Tolerieren ("ertragen", "erdulden", "aushalten" ist die Grundbedeutung von tolerare) kann man nur etwas, das man nicht für richtig hält; würde man es für richtig halten, bestünde Übereinstimmung und es gäbe nichts zu tolerieren.
Es geht dann um die Begründungen des Tolerierens (z.B. Ermöglichung des Zusammenlebens trotz unterschiedlicher Positionen) und um den Umfang (was wird noch toleriert, was nicht).
Es kann eventuell akzeptiert werden, dass der Andere intoleranter ist, dass also das Ausmaß der Toleranz auf beiden Seiten nicht gleich ist. Eine Verpflichtung in dem Sinn, dass Toleranz sich als solche zu erweisen hat, indem sie Intoleranz toleriert, ergibt sich daraus aber nicht.
Toleranz muss Kriterien entwickeln, was tolerabel ist und was nicht. Alles zu tolerieren wäre Aufgabe jeder Position außer der der Toleranz.

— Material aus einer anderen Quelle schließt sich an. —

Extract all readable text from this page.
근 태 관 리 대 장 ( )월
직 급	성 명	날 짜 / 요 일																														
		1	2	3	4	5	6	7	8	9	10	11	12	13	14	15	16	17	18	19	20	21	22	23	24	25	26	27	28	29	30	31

Wenn ein gemeinsames Erkenntnis- und Handlungsinteresse besteht, ist es nötig, über Toleranz hinauszugehen und Kriterien für Prüfung und Anerkennung der Positionen zu finden; wenn dieses gemeinsame Interesse nicht besteht, ist Toleranz ein Euphemismus für bloßes Stehenlassen der Differenz, für Ersatz für Kommunikation und für Desinteresse am Anderen.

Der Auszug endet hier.